Process Automation- Apache Tomcat AJP File Inclusion Vulnerability
search cancel

Process Automation- Apache Tomcat AJP File Inclusion Vulnerability


Article ID: 218613


Updated On:


CA Process Automation Base


Vulnerability scan of Process Automation (ITPAM) servers reveal a 'Apache Tomcat AJP File Inclusion Vulnerability'.


CA Process Automation 4.x


When Process Automation (ITPAM) is installed, all JBOSS files are installed.

ITPAM does not need the "jbossweb.sar" folder. 

To fix the reported vulnerability issue, please follow the below steps.

1.  Locate and backup the <ITPAM installation location>\PAM\server\c2o\deploy\jbossweb.sar\server.xml file

2.  Edit the file with a text editor to comment the "AJP 1.3 Connector" tag.

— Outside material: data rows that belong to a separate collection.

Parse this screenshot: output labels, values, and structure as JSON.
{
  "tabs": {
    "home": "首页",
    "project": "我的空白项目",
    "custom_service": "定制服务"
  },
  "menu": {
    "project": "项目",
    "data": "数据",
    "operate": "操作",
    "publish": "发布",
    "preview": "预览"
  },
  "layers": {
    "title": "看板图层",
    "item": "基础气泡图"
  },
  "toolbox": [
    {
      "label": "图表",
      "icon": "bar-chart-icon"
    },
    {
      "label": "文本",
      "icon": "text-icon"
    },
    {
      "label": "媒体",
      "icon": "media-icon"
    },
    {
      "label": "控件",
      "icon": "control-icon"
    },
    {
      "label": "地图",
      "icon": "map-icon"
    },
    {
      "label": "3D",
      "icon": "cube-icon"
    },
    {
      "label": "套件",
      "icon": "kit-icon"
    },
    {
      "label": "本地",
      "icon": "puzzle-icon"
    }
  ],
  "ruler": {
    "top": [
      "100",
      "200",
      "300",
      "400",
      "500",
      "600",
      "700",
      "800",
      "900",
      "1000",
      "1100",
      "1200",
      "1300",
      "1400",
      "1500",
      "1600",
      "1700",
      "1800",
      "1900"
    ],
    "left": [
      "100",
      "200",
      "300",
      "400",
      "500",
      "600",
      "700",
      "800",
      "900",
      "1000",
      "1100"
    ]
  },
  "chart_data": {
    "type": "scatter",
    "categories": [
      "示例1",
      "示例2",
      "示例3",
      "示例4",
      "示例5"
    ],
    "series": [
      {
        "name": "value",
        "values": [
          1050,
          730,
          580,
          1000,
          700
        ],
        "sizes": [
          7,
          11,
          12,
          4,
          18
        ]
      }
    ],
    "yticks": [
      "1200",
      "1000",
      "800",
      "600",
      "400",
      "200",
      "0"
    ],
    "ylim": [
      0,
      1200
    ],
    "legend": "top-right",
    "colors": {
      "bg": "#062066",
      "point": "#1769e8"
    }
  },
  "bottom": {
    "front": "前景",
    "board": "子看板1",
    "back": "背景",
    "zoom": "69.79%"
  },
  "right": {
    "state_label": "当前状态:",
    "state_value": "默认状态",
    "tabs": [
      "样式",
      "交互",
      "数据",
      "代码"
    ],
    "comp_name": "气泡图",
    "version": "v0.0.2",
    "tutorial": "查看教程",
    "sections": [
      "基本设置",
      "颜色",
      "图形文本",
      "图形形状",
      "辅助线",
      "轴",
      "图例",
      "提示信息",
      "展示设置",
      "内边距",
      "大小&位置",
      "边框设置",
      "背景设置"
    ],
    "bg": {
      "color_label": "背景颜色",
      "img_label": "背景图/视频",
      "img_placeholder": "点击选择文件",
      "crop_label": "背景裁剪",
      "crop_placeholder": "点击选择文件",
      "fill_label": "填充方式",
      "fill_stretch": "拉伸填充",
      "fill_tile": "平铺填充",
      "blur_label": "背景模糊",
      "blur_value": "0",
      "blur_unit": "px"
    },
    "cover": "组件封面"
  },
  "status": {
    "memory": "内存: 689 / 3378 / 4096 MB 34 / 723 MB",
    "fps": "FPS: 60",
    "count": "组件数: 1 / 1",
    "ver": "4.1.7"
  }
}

For example, comment the following section

<!--Connector port="${tomcat.connector.ajp.port}" address="${jboss.bind.address}" emptySessionPath="true" enableLookups="false" redirectPort="${}" protocol="AJP/1.3" useBodyEncodingForURI="true" maxThreads="3000" backlog="20000" connectionTimeout="120000" keepAliveTimeout="120000"/-->

3.  Save changes and recycle the ITPAM service

Additional Information

In future releases of CA Process Automation (ITPAM), JBOSS will be upgraded to address these types of vulnerabilities.